Blues pick Luke Opilka has surgery and will miss months for Rangers

A starting goaltender going under the knife is never what a team wants to hear.

But in this case, the Kitchener Rangers didn’t really have a choice. A doctor told the St. Louis Blues that goalie Luke Opilka needed surgery. The Blues told the Rangers they were doing it now, to help the player long term.

“There was a small amount of conversation, but the bottom line is you have to do what’s right for the player,” says Rangers General Manager Murray Hiebert. “Not only is St. Louis looking at making it right for them, they’re trying to make it right for us as well. The whole thing is for Luke’s good, and for his future.”

After hip surgery last month, Opilka stares down at least a 4-6 month recovery time.

For Opilka’s part, it seems he’s in good spirits, and has an optimistic return time of late October. When asked if he wanted to comment on his recovery, he responded, “I plan on trick-or-treating in Kitchener in my Batman costume,” before adding, “I like to keep it light.”

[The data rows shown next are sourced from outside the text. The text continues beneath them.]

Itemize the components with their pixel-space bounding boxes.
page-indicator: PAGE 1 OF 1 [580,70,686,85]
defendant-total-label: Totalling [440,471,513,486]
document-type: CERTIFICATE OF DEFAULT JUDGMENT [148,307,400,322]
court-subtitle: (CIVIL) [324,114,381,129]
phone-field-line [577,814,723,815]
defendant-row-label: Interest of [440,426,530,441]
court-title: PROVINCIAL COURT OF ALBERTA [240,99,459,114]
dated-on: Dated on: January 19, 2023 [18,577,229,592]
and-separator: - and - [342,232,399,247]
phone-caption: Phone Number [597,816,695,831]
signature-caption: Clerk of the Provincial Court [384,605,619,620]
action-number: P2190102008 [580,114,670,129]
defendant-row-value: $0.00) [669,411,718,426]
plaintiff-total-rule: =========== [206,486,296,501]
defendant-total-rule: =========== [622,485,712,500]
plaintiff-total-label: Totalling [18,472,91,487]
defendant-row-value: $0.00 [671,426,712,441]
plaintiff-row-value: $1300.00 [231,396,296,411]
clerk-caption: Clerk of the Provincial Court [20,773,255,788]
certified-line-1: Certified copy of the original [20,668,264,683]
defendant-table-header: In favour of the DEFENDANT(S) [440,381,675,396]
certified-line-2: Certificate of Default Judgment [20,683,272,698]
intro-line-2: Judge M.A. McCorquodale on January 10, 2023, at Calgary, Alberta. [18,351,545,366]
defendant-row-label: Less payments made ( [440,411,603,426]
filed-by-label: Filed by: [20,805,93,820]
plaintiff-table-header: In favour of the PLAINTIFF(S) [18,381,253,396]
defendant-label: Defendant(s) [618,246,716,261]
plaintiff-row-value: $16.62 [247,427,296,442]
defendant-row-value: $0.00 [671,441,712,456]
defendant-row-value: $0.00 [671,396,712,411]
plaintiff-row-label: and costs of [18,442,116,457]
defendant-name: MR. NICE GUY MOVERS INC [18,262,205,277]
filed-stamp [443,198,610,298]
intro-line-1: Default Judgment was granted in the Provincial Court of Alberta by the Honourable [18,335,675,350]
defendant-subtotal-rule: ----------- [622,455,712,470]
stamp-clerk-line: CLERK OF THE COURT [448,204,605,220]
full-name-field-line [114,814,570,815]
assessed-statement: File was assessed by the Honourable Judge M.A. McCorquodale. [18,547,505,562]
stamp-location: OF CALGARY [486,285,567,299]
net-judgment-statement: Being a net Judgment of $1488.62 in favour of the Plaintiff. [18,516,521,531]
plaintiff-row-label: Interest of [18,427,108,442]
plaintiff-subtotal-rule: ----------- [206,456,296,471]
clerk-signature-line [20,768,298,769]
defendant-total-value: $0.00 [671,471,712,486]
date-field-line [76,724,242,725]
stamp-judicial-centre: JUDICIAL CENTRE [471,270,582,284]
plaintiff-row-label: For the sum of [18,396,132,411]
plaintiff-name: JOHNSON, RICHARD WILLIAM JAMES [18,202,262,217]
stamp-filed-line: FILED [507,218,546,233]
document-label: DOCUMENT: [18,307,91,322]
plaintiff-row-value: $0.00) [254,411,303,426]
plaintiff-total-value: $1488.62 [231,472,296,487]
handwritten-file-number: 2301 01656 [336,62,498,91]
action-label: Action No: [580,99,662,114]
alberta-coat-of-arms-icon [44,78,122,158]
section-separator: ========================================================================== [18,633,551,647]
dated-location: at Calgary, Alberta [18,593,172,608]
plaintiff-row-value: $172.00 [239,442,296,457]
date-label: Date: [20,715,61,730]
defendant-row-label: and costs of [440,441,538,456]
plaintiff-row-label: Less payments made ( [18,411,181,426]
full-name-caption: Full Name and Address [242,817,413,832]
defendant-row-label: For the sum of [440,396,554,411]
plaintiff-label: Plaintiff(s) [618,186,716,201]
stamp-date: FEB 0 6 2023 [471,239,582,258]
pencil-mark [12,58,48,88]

“The last thing St. Louis wants to do, and the last thing we want, is to rush Luke back. Luke needs to be 100 per cent healthy,” says Hiebert. “He’s pushing himself. Our guys have talked to him, and he’s trying to do the fastest recovery he possibly can. But at the same time the St. Louis doctors, and ours, will be examining him. We’re looking for him to be as good as Luke Opilka can be; we’re not going to push.”

They’re in a position, where they don’t need to. Fellow goaltender Dawson Carty is eligible to return as an overage player, and would likely have been a starter on many teams in the league last year, had it not been for being behind Opilka. Carty was nothing short of fantastic last year for the Rangers, posting a 15-2 record with a 2.36 goals against average and a .916 save percentage.

“Don’t forget, as an overage player, Dawson has options,” Hiebert reminds us. “He’s been invited to an NHL camp. Is he going to come back? He wants to come back and we want him to come back, and but never say never. We’ve all seen where a player goes and has a great camp, and there are all kinds of options that are presented to them.”

Carty took over the net last year in the playoffs in Game One of the first round after Opilka faltered early. But struggles for the Blues’ fifth-round selection in 2015 date back to when he came down with an illness in December, which kept him out of the lineup for a month, and kept him from attempting to make the US National Junior Team.

“I don’t know whether Luke himself would want to use that as an excuse, but I never felt he was the same goaltender after he got mono at Christmas,” says Hiebert.

Before Christmas: 17-3-2, 2.49 GAA, .915 SV%
After Christmas: 10-7-1-2, 3.17 GAA, .887 SV%

“He still went out there and performed pretty darn well. With the exception of 10 minutes in the playoffs, where something didn’t quite go the right way, we had the utmost confidence in Luke, and we still do. Luke Opilka is a really good goaltender and will continue to be a really good goaltender. We hope the surgery will allow him to be a real good goaltender for the rest of his life.”

The Rangers have eight people eligible to be overage players this year: Dawson Carty, Dylan Di Perna, Frank Hora, Darby Llewellyn, Ryan MacInnis, Nick Magyar, David Miller and Dmitrii Sergeev.

The loss of Opilka for the first couple months of the season – at least – may push the Rangers hand to keep Carty as an overager, a decision they may have leaned away from, in hopes of cashing in on his high value as a starter elsewhere.

“We just have to go into it with an open mind, and be prepared as we possibly can,” says Hiebert.

OHL rules mean a team can keep as many overage players as they wish at the start of the season, but can only dress three for a game. Teams have to cut down to four by early November, and later have have to limit the number of 20-year-old players to three.

The Rangers signed free-agent goalie Chris McGonigle (’98) Tuesday. He joins Opilka (’97), Carty (’96), Luke Richardson (’99) and Liam Devine (’98) as goaltenders under contract with the Rangers.